Here's another Iraqi reformist, Sa'ad Allah Khalil (is it a coincidence that so many are Iraqis? Is that country now a hotbed of more than just extremism?):
The religious discourse has not educated the people of the Islamist movements to adopt leniency, mercy, and tolerance for the other – but rather has educated to hatred of the other and plans to murder and uproot the other… The individual in the Islamist movements was not created to settle the land and live his life, but rather for the sake of the world to come; [this individual] aspires daily for Allah to grant him martyrdom so that he will be freed of the burden of responsibility, and will gain Paradise and pleasing Allah forever… This culture is completely unconnected to the human values to which the Koran calls…How is it possible to deal with this way of thought? … In my opinion, even fatwas that prohibit this will not help, because [the clerics who would issue them] are denounced by the extremist Islamist movements …
There is a need to form a new religious culture that will lay out the borders of the Shari'a laws in the Koran, will set out what is characteristic of the life of the Prophet, and will clarify when and how the law is absolute for every time and place… Then, there is a need to discuss intensively the issue of abolishing chapters in the Koran [naskh] and [a need to examine] whether it is true that the verse of the sword [Koran 9:5] abolished all mercy, leniency, and forgiveness in the Koran… [Likewise,] there is a need to view the first Muslims as human beings with feelings, aspirations, and political goals [and not as divine]…

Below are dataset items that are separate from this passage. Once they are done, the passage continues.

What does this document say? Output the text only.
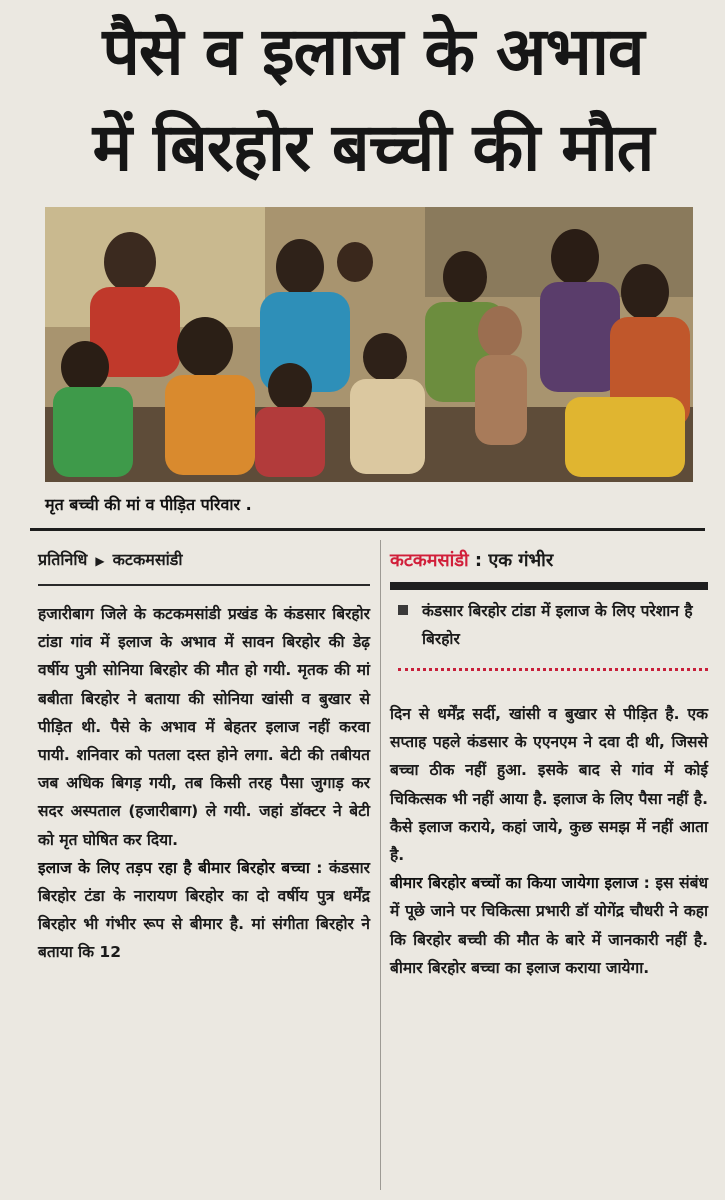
पैसे व इलाज के अभाव
में बिरहोर बच्ची की मौत
मृत बच्ची की मां व पीड़ित परिवार .
प्रतिनिधि ▶ कटकमसांडी

हजारीबाग जिले के कटकमसांडी प्रखंड के कंडसार बिरहोर टांडा गांव में इलाज के अभाव में सावन बिरहोर की डेढ़ वर्षीय पुत्री सोनिया बिरहोर की मौत हो गयी. मृतक की मां बबीता बिरहोर ने बताया की सोनिया खांसी व बुखार से पीड़ित थी. पैसे के अभाव में बेहतर इलाज नहीं करवा पायी. शनिवार को पतला दस्त होने लगा. बेटी की तबीयत जब अधिक बिगड़ गयी, तब किसी तरह पैसा जुगाड़ कर सदर अस्पताल (हजारीबाग) ले गयी. जहां डॉक्टर ने बेटी को मृत घोषित कर दिया.

इलाज के लिए तड़प रहा है बीमार बिरहोर बच्चा : कंडसार बिरहोर टंडा के नारायण बिरहोर का दो वर्षीय पुत्र धर्मेंद्र बिरहोर भी गंभीर रूप से बीमार है. मां संगीता बिरहोर ने बताया कि 12

कटकमसांडी : एक गंभीर
कंडसार बिरहोर टांडा में इलाज के लिए परेशान है बिरहोर

दिन से धर्मेंद्र सर्दी, खांसी व बुखार से पीड़ित है. एक सप्ताह पहले कंडसार के एएनएम ने दवा दी थी, जिससे बच्चा ठीक नहीं हुआ. इसके बाद से गांव में कोई चिकित्सक भी नहीं आया है. इलाज के लिए पैसा नहीं है. कैसे इलाज कराये, कहां जाये, कुछ समझ में नहीं आता है.

बीमार बिरहोर बच्चों का किया जायेगा इलाज : इस संबंध में पूछे जाने पर चिकित्सा प्रभारी डॉ योगेंद्र चौधरी ने कहा कि बिरहोर बच्ची की मौत के बारे में जानकारी नहीं है. बीमार बिरहोर बच्चा का इलाज कराया जायेगा.
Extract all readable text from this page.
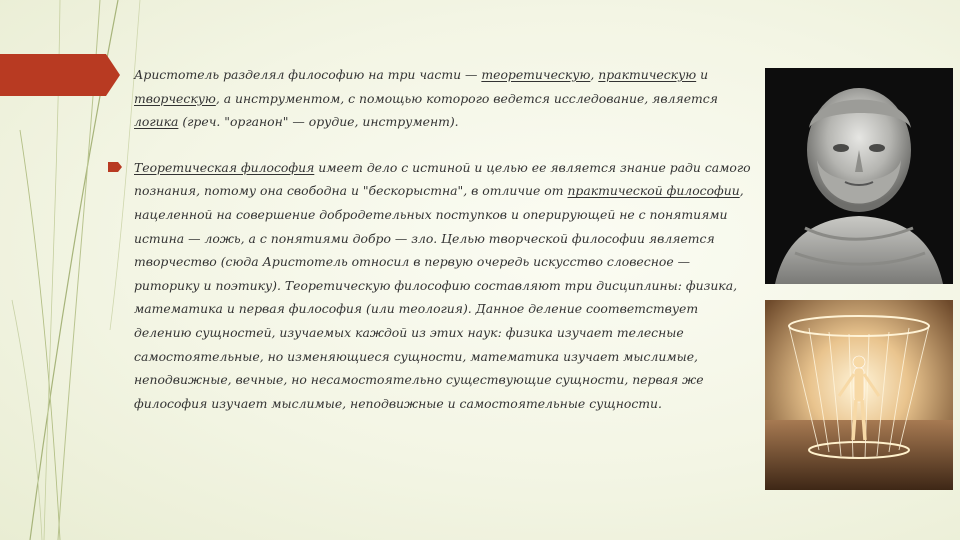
Аристотель разделял философию на три части — теоретическую, практическую и творческую, а инструментом, с помощью которого ведется исследование, является логика (греч. "органон" — орудие, инструмент).

Теоретическая философия имеет дело с истиной и целью ее является знание ради самого познания, потому она свободна и "бескорыстна", в отличие от практической философии, нацеленной на совершение добродетельных поступков и оперирующей не с понятиями истина — ложь, а с понятиями добро — зло. Целью творческой философии является творчество (сюда Аристотель относил в первую очередь искусство словесное — риторику и поэтику). Теоретическую философию составляют три дисциплины: физика, математика и первая философия (или теология). Данное деление соответствует делению сущностей, изучаемых каждой из этих наук: физика изучает телесные самостоятельные, но изменяющиеся сущности, математика изучает мыслимые, неподвижные, вечные, но несамостоятельно существующие сущности, первая же философия изучает мыслимые, неподвижные и самостоятельные сущности.
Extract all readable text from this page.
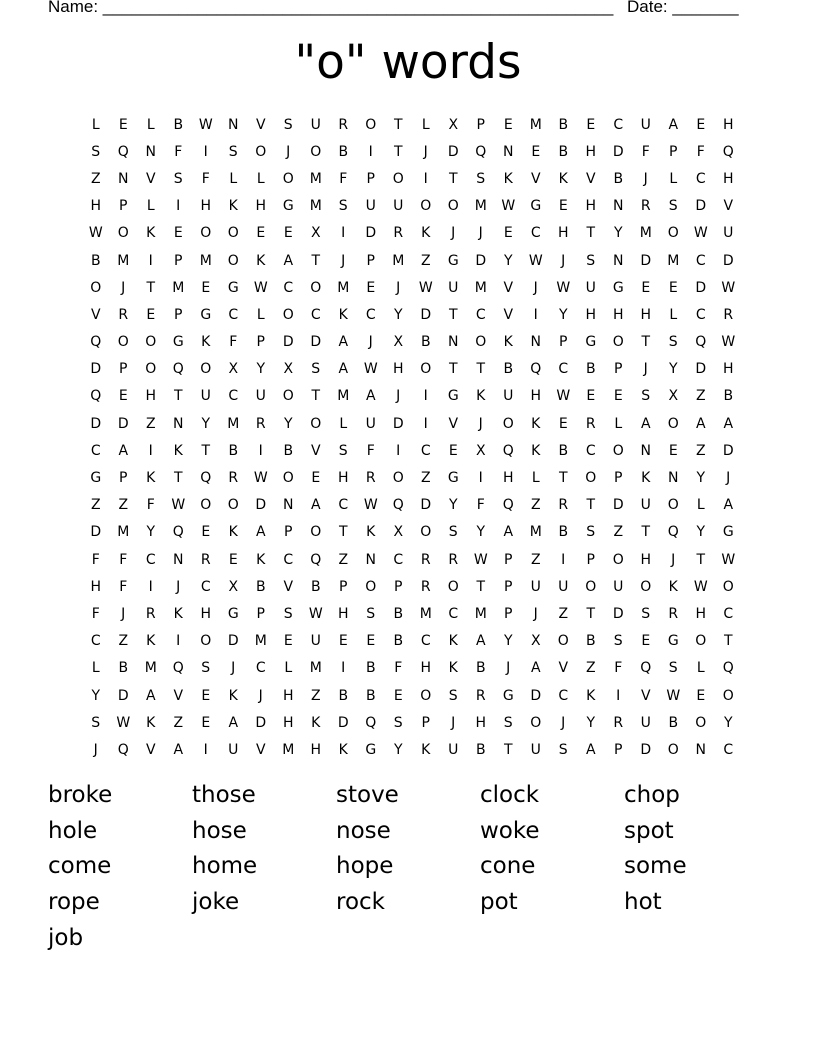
Name: ______________________________________________________ Date: _______
"o" words
L	E	L	B	W	N	V	S	U	R	O	T	L	X	P	E	M	B	E	C	U	A	E	H
S	Q	N	F	I	S	O	J	O	B	I	T	J	D	Q	N	E	B	H	D	F	P	F	Q
Z	N	V	S	F	L	L	O	M	F	P	O	I	T	S	K	V	K	V	B	J	L	C	H
H	P	L	I	H	K	H	G	M	S	U	U	O	O	M	W	G	E	H	N	R	S	D	V
W	O	K	E	O	O	E	E	X	I	D	R	K	J	J	E	C	H	T	Y	M	O	W	U
B	M	I	P	M	O	K	A	T	J	P	M	Z	G	D	Y	W	J	S	N	D	M	C	D
O	J	T	M	E	G	W	C	O	M	E	J	W	U	M	V	J	W	U	G	E	E	D	W
V	R	E	P	G	C	L	O	C	K	C	Y	D	T	C	V	I	Y	H	H	H	L	C	R
Q	O	O	G	K	F	P	D	D	A	J	X	B	N	O	K	N	P	G	O	T	S	Q	W
D	P	O	Q	O	X	Y	X	S	A	W	H	O	T	T	B	Q	C	B	P	J	Y	D	H
Q	E	H	T	U	C	U	O	T	M	A	J	I	G	K	U	H	W	E	E	S	X	Z	B
D	D	Z	N	Y	M	R	Y	O	L	U	D	I	V	J	O	K	E	R	L	A	O	A	A
C	A	I	K	T	B	I	B	V	S	F	I	C	E	X	Q	K	B	C	O	N	E	Z	D
G	P	K	T	Q	R	W	O	E	H	R	O	Z	G	I	H	L	T	O	P	K	N	Y	J
Z	Z	F	W	O	O	D	N	A	C	W	Q	D	Y	F	Q	Z	R	T	D	U	O	L	A
D	M	Y	Q	E	K	A	P	O	T	K	X	O	S	Y	A	M	B	S	Z	T	Q	Y	G
F	F	C	N	R	E	K	C	Q	Z	N	C	R	R	W	P	Z	I	P	O	H	J	T	W
H	F	I	J	C	X	B	V	B	P	O	P	R	O	T	P	U	U	O	U	O	K	W	O
F	J	R	K	H	G	P	S	W	H	S	B	M	C	M	P	J	Z	T	D	S	R	H	C
C	Z	K	I	O	D	M	E	U	E	E	B	C	K	A	Y	X	O	B	S	E	G	O	T
L	B	M	Q	S	J	C	L	M	I	B	F	H	K	B	J	A	V	Z	F	Q	S	L	Q
Y	D	A	V	E	K	J	H	Z	B	B	E	O	S	R	G	D	C	K	I	V	W	E	O
S	W	K	Z	E	A	D	H	K	D	Q	S	P	J	H	S	O	J	Y	R	U	B	O	Y
J	Q	V	A	I	U	V	M	H	K	G	Y	K	U	B	T	U	S	A	P	D	O	N	C
broke	those	stove	clock	chop
hole	hose	nose	woke	spot
come	home	hope	cone	some
rope	joke	rock	pot	hot
job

We must uncover the shame of all those who have enlisted the religion and the religious text for their own political and social goals . . .
These voices just do not have the ring of tagiyyah, or dissimulation (see Dave Schuler's contribution to the Comments). Others less naïve than I will no doubt put them in their political context; nonethless, they are voices that the blogsphere should be celebrating and amplifying. A good way to start is to go to Dean's World, read his post, and follow the links.
Fatwa shmatwa: Something's happening.
At last! That's two steps: Condeming terrorism, then issuing the fatwa. Now how about some action, like proactive efforts to help root out terrorist cells and funding streams? It would seem mainstream Muslim-Americans should be eager to demonstrate their policies and beliefs, and distinguish themselves from the extremists.
Posted by: gljunket | July 28, 2005 at 09:29 PM
Check out the Counterterrorism Blog. It says the fatwa is baloney.
Posted by: Jjay | July 28, 2005 at 10:09 PM
Motivation three from your update above has a name: tagiyyah, sometimes defined as dissimulation.
Posted by: Dave Schuler | July 29, 2005 at 09:54 AM
In a comment on my site, Richard Lawrence Cohen suggested I check out the very thorough job you've done researching and discussing the fatwa. I'm going to link to it. Thanks for your work here!
Posted by: Mark Daniels | July 29, 2005 at 11:57 PM
Thank you, but it's all those others who did the work -- I copied and linked!